Traditional Frequentist Inference Uses Unrealistic Priors

bayes
design
inference
hypothesis-testing
RCT
multiplicity
2024
Considering a simple fixed sample-size non-adaptive design in which standard frequentist inference agrees with non-informative prior-based Bayesian inference, it is argued that the implied assumption about the unknown effect made by frequentist inference (and Bayesian inference if the non-informative prior is actually used) is quite unrealistic.
Author
Affiliation

Department of Biostatistics
Vanderbilt University School of Medicine

Published

June 10, 2024

Modified

June 10, 2024

Background

Consider these four conditions:

  1. There is no reliable prior information about an effect and an uninformative prior is used in the Bayesian analysis
  2. There is only one look at the data
  3. The look was pre-planned and not data-dependent
  4. A one-sided assessment is of interest, so that one-tailed p-values and Bayesian posterior probabilities \(\Pr(\theta > 0 | \text{data, prior})\) are used, where \(\theta\) is the effect parameter of interest (e.g., difference in means, log effect ratio) and \(|\) means “conditional on” or “given”.

A two-tailed frequentist test contains a multiplicity adjustment that is designed as if the researcher is equally interested in making a claim for harm as she is for benefit of a treatment. When comparing two-tailed tests to the usual Bayesian posterior probability that the benefit is greater than zero, Bayes’ directionality will give it an instant benefit. Quantifying evidence for either a positive or negative benefit through \(\max(\Pr(\theta > 0), \Pr(\theta < 0))\) will also give Bayes a benefit because this maximum must be \(\geq \Pr(\theta > 0)\). Bayes and frequentist two-sided assessments can be put on an equal footing by computing the posterior probability \(\Pr(|\theta| > \epsilon)\) for a certain sample-size-dependent \(\epsilon > 0\) (the posterior probability is 1.0 for \(\epsilon=0\) since we assume \(\theta\) is a continuous parameter with \(\Pr(\theta = 0) = 0)\). For simplicity in what follows I address only one-sided assessments.

If all four of the above conditions hold, then Bayesian inference about a positive effect will coincide largely with one minus a frequentist one-tailed p-value. However this way of thinking ignores the very important fact that even when there are no reliable data about the specific magnitude of treatment effect, there is always a reliable constraint on that unknown effect. For example, we know that most treatments are not curative, so it is impossible for the true treatment effect to have, for example, an odds ratio or hazard ratio of 0.0. Turning this idea around, since Bayesian and frequentist inference are “close” if an uninformative prior is used, what are the implications to frequentist inference?

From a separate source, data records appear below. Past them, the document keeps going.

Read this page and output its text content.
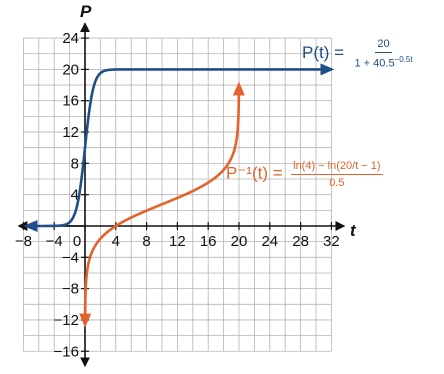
−8 −4 0 4 8 12 16 20 24 28 32
24
20
16
12
8
4
−4
−8
−12
−16
t
P
$P(t) = \frac{20}{1 + 40.5^{-0.5t}}$
$P^{-1}(t) = \frac{\ln(4) - \ln(20/t - 1)}{0.5}$
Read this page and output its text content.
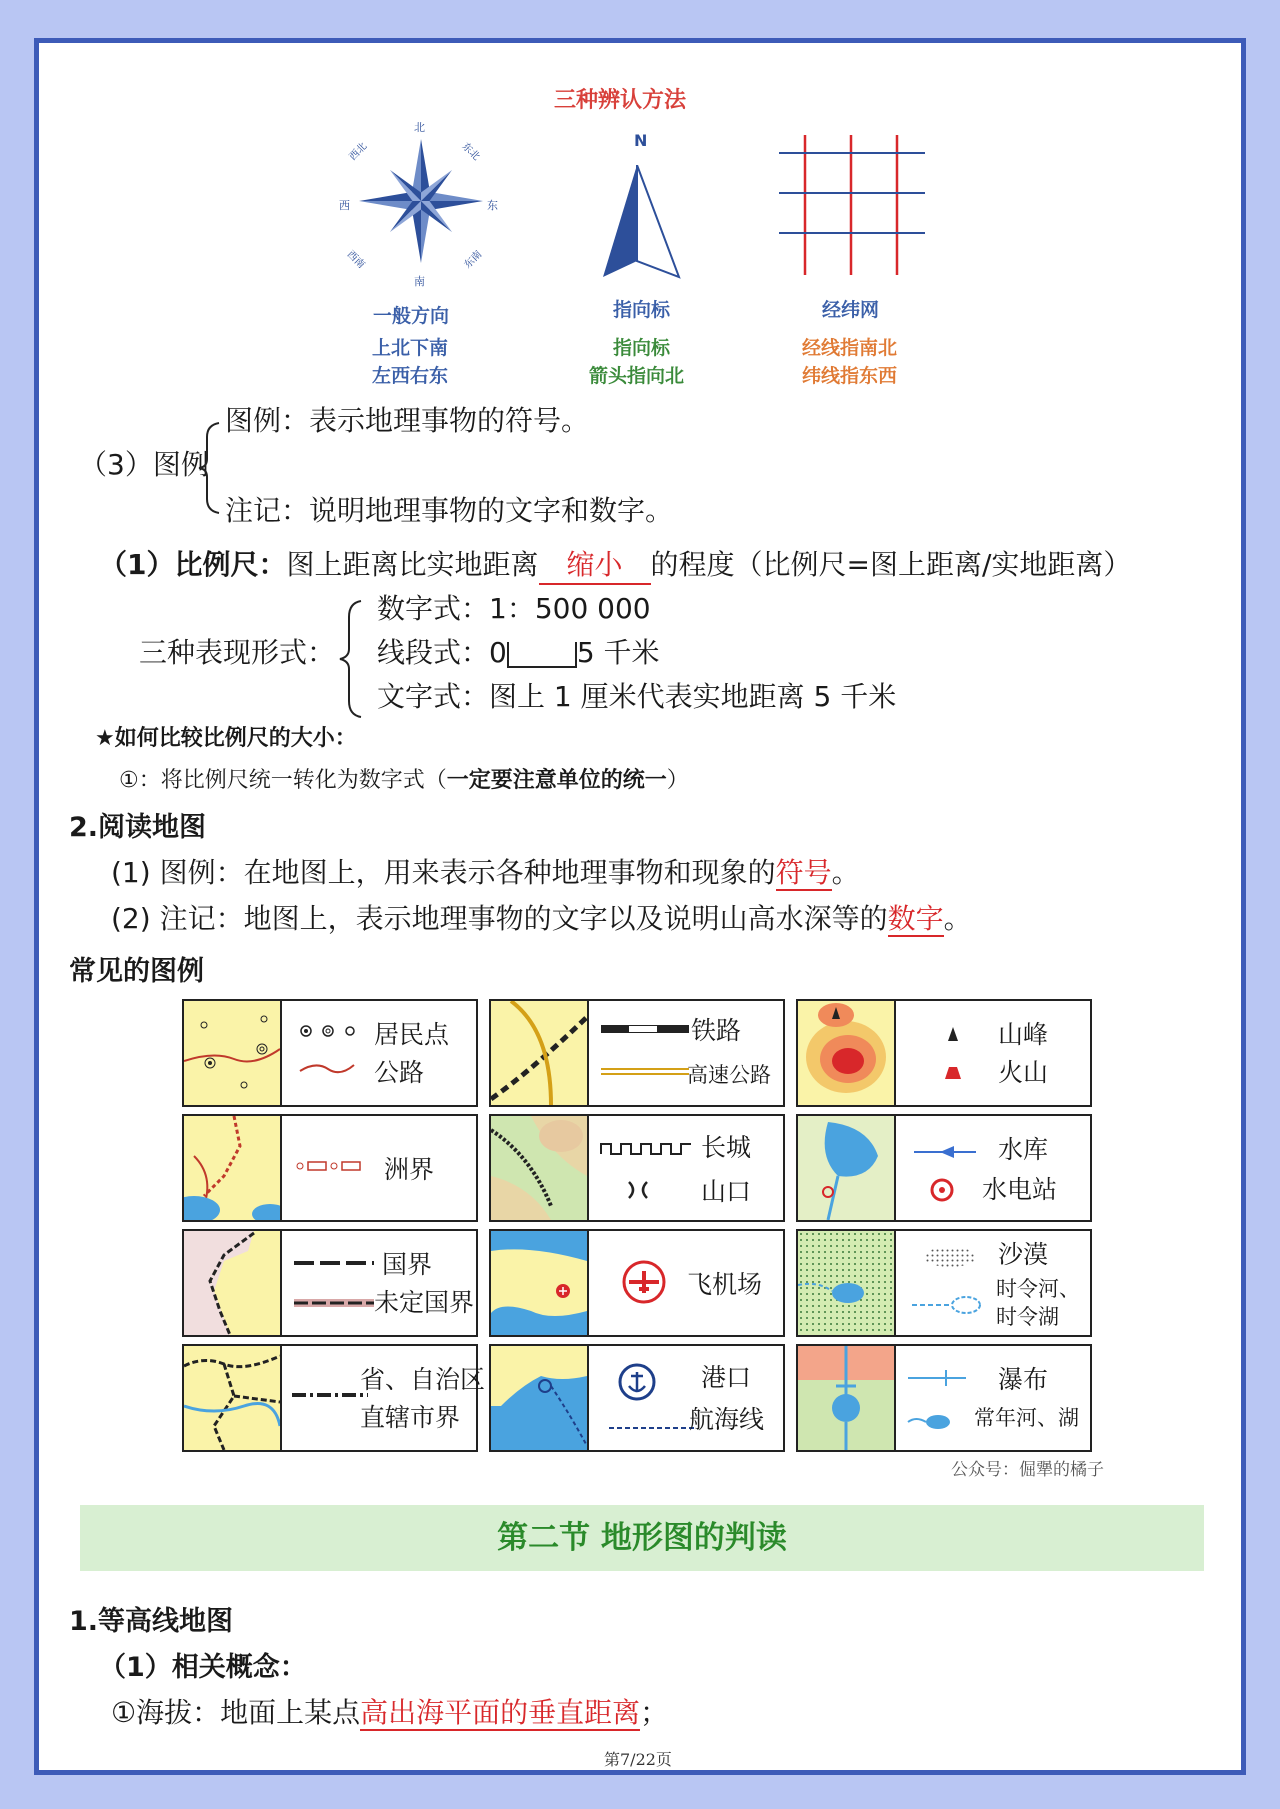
三种辨认方法
北
南
东
西
东北
西北
东南
西南
一般方向
上北下南
左西右东
N
指向标
指向标
箭头指向北
经纬网
经线指南北
纬线指东西
图例：表示地理事物的符号。
（3）图例
注记：说明地理事物的文字和数字。
（1）比例尺：图上距离比实地距离 缩小 的程度（比例尺=图上距离/实地距离）
数字式：1：500 000
三种表现形式： 线段式：0	5 千米
文字式：图上 1 厘米代表实地距离 5 千米
★如何比较比例尺的大小：
①：将比例尺统一转化为数字式（一定要注意单位的统一）
2.阅读地图
(1) 图例：在地图上，用来表示各种地理事物和现象的符号。
(2) 注记：地图上，表示地理事物的文字以及说明山高水深等的数字。
常见的图例
居民点
公路
铁路
高速公路
山峰
火山
洲界
长城
山口
水库
水电站
国界
未定国界
飞机场
沙漠
时令河、
时令湖
省、自治区
直辖市界
港口
航海线
瀑布
常年河、湖
公众号：倔犟的橘子
第二节 地形图的判读
1.等高线地图
（1）相关概念：
①海拔：地面上某点高出海平面的垂直距离；
第7/22页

Flatter and Flatter Priors

Motivated by this which contains a quote from the Prior Distributions for rstanarm Models, there are wide implications of placing no constraints on the unknown parameter \(\theta\). Before giving the implication of a truly uninformative prior on the \(\theta\) scale, consider a prior that is a Gaussian distribution with mean zero and standard deviation \(\sigma\). What does \(\sigma\) say about what we know about \(|\theta|\)?

If the raw data have a standard deviation of 1.0, a value of a difference in means of \(|\theta|\) equal to 3 would be judged to be quite large. In the vast majority of studies, there would be strong expert opinion that the chance that \(|\theta| < 3\) would exceed the chance that \(|\theta| > 3\). Let’s compute prior probabilities as a function of \(\sigma\).

Code
require(ggplot2)
d <- data.frame(sigma = seq(0.01, 100, length=200))
d <- transform(d, p = 1 - pnorm(3, 0, sigma) + pnorm(-3, 0, sigma))
ggplot(d, aes(x=sigma, y=p)) + geom_line() +
  ylab(expression(Pr(abs(theta) > 3))) + xlab(expression(sigma))

Code
sigma5 <- with(d, round(approx(p, sigma, xout=0.5)$y, 2))
sigma5
[1] 4.45

When \(\sigma >\) 4.45, the probability that \(|\theta| > 3\) exceeds 0.5, i.e., the prior belief that \(|\theta| > 3\) is stronger than the belief that \(|\theta| < 3\). Is this at all reasonable?

The frequentist approach, using no information about \(\theta\), not even a restriction against never-before-seen effect sizes, effectively uses \(\sigma=\infty\), for which the prior belief that \(|\theta| > 3\) is a probability of 1.0. For the probability of the effect exceeding 3 (on a scale where a value of 1 may thought of as a large effect) to exceed the probability that the effect is between 0 and 3 is quite unrealistic is most settings.

Summary

By equating the conclusions of Bayesian and frequentist methods in a simple design with a fixed sample size and one data look, the frequentist analysis seen through a Bayesian lens favors, pre-data, impossibly large effects. Among other things, this causes, in the words of Andrew Gelman and John Carlin, type S (sign) and M (magnitude) errors.